One of the most exciting parts of attending a music festival is discovering a new favourite act. Sure, seeing the big names is always a treat, but stumbling upon an up-and-coming or off-the-beaten-track artist is such a rewarding experience.
With an incredibly diverse lineup of artists, the Winnipeg Folk Festival is one of the best fests for new discoveries. Here are some acts a few Free Press writers can’t wait to experience.
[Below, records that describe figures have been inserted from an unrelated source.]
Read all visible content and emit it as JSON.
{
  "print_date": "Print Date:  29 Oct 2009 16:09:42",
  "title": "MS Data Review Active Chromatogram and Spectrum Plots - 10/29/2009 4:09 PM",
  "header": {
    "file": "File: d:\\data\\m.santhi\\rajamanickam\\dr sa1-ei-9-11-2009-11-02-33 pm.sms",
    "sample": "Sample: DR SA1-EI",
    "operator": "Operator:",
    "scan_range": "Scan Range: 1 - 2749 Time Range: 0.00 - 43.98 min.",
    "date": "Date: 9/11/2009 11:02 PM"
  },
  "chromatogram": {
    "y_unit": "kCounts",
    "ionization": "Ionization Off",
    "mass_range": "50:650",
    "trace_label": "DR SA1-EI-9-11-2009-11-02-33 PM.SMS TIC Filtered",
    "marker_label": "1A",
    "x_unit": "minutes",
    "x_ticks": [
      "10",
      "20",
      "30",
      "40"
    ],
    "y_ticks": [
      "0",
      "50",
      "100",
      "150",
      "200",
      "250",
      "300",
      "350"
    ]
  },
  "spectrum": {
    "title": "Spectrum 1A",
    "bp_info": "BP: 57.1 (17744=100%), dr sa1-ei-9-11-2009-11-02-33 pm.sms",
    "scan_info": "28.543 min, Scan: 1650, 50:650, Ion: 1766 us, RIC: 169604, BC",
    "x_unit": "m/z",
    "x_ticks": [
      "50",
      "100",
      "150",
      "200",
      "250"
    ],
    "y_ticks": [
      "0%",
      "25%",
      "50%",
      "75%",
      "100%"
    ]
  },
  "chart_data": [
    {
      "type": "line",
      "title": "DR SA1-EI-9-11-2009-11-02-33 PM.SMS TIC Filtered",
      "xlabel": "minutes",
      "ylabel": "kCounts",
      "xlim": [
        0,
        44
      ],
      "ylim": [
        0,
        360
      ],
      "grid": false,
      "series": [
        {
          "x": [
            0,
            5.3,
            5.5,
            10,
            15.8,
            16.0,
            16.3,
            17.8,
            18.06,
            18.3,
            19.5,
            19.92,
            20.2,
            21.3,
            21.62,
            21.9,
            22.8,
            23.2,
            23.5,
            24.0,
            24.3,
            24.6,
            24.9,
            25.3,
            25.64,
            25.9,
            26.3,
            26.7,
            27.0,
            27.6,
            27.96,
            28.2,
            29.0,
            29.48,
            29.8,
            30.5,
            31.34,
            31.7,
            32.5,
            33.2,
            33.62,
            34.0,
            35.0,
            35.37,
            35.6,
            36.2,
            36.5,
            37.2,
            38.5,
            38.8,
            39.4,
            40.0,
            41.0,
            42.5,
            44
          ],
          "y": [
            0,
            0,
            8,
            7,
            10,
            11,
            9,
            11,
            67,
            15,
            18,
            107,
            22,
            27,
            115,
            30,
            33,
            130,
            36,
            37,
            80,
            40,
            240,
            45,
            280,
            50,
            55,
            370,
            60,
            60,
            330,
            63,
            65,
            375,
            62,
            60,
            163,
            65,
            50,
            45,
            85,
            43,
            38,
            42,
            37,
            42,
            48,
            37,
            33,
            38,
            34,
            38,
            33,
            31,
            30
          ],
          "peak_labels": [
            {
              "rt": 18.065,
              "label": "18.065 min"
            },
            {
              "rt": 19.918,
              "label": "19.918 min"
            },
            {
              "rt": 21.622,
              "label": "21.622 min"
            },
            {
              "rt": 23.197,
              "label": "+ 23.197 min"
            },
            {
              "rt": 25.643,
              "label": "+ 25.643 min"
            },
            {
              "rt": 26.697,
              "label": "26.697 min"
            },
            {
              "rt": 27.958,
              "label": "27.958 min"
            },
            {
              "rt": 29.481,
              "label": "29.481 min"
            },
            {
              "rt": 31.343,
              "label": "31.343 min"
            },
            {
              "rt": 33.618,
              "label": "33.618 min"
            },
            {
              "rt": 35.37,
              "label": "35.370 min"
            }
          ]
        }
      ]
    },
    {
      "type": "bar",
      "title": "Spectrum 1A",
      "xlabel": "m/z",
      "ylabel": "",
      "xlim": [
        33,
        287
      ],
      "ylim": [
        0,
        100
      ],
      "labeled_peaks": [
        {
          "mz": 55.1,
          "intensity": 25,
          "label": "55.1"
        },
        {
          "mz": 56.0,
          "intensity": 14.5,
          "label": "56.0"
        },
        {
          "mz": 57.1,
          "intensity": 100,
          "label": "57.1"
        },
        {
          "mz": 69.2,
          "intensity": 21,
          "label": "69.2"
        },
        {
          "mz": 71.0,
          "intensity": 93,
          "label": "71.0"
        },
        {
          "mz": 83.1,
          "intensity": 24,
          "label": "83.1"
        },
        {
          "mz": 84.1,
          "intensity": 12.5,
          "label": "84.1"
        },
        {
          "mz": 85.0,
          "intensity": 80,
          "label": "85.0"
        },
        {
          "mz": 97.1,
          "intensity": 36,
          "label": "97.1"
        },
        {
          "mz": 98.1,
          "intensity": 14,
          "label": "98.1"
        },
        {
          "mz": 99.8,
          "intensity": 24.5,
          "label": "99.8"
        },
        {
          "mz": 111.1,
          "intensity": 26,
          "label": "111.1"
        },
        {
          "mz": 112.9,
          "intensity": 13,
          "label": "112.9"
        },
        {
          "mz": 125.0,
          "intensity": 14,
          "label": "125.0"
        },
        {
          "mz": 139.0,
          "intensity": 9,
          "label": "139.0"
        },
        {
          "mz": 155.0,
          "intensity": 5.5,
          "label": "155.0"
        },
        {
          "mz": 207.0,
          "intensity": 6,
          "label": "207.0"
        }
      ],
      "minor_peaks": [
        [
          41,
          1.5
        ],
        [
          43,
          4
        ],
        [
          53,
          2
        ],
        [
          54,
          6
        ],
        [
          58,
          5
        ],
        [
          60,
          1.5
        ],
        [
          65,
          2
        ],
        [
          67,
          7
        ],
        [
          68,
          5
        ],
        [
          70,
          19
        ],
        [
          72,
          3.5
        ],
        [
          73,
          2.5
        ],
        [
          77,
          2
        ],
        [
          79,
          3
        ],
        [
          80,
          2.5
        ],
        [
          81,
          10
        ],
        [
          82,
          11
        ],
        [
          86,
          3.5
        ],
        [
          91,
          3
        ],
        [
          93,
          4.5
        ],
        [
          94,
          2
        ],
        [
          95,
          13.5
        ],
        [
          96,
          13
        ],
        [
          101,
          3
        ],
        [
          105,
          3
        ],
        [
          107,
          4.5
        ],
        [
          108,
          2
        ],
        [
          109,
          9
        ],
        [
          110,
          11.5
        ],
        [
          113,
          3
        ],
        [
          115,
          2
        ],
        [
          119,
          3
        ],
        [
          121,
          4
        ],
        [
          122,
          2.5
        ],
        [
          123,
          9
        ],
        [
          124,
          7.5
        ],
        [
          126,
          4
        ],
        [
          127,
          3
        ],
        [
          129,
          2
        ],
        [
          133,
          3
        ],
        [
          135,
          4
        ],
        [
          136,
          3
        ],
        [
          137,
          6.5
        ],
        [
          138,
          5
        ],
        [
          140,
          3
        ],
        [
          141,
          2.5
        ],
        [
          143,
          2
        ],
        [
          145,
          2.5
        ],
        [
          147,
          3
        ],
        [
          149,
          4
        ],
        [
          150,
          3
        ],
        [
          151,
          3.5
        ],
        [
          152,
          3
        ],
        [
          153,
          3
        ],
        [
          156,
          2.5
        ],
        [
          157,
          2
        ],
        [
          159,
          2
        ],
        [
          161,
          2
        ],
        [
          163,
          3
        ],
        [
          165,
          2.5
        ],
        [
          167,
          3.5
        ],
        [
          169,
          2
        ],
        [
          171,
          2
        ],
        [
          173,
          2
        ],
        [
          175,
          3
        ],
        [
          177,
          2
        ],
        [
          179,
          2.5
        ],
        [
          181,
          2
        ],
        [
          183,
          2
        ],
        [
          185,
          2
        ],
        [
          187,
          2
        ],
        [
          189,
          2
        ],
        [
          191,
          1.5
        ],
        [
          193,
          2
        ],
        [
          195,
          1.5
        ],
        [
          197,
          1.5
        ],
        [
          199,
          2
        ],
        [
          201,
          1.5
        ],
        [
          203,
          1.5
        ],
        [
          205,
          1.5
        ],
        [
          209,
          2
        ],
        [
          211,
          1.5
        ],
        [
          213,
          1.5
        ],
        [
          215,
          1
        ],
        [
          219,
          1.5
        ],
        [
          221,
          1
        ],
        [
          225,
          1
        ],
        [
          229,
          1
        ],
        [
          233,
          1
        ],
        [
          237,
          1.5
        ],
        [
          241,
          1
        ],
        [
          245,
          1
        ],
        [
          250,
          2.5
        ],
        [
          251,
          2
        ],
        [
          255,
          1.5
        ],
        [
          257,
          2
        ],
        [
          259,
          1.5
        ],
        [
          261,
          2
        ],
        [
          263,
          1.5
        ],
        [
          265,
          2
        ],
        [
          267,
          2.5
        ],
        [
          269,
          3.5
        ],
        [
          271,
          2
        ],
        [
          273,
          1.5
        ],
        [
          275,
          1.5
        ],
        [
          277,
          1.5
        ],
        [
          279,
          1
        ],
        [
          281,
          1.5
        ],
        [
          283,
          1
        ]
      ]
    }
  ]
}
The Saskatchewan-based singer-songwriter has been deemed one of Canada’s best young songwriters thanks to his impeccably crafted tunes that dance on the line between depressing and beautiful. His style is infused with touches of Harry Nilsson and Elliott Smith — but with a touch more clarinet — and his new record, The Party, was long listed for this year’s Polaris Music Prize. You can catch him on the mainstage for a tweener set Saturday night at 9:15 p.m., at his solo show Sunday at 12:35 p.m. on the Shady Grove stage, as well as in numerous workshops throughout the weekend.
— Erin Lebar
This sister trio from the town of Watford in England brings incredible vocal harmonies that show beautifully on their latest release, last year’s If I Was, produced by Bon Iver frontman Justin Vernon (who then recruited them for his band’s recent Asian and Australian dates). In a live context the sisters’ voices soar — both in a full band and as a stripped-down trio. I was treated to a bit of both when they played at the Eaux Claires festival in Eau Claire, Wis., last year and was blown away. Folk festers have three chances to see for themselves: at the Harp & Soul workshop (Bur Oak, 4 p.m., Friday), the main stage (8:15 p.m., Friday) or the Old Songs, New Songs workshop (Shady Grove, 2:30 p.m., Saturday).
— Ben MacPhee-Sigurdson
Toronto-based singer/songwriter Basia Bulat has always had a singular voice — special and rare, like a crystalline gem. Over the course of four acclaimed albums she’s honed that voice, evolving from a fresh-faced, autoharp-wielding folkie into a fearless pop experimentalist, and her latest, 2016’s Jim James-produced Good Advice, is a stunning, soulful heartbreaker of a breakup record. See her perform on the mainstage Saturday night at 9:35 p.m., as well as part of a trio of workshops: Morning Becomes Her on Saturday at 11 a.m. at Snowberry; This Is Not America on Sunday at 1 p.m. at Bur Oak; and We Could Be Heroes on Sunday at 4 p.m. at Green Ash.
— Jen Zoratti
The 16-piece Lemon Bucket Orkestra hail from Toronto, but if you didn't know that you might guess they were from Eastern Europe. The raucous party band specializes in a high-energy mash-up of klezmer, Balkan and gypsy punk from Bulgaria, Ukraine, Russia, Serbia and Hungary that draws easy comparisons to Gogol Bordello. I’ve only seen the band live once — in 2014 during JunoFest in Winnipeg, when they ended their explosive set by getting on top of tables, chairs and the bar of Shannon's Irish Pub while the crowd danced around them. I’ve been waiting to see them again ever since. They play three times at folk fest, but unfortunately not on the Big Blue @ Night stage, where they would surely have had the audience losing its collective mind. See them Friday at 11 a.m. at the Across the Universe workshop at Big Bluestem; Sunday at 11 a.m. at the Around the World in a Day workshop at Green Ash; and later that day at 2:45 p.m. when they host their own concert at Bur Oak.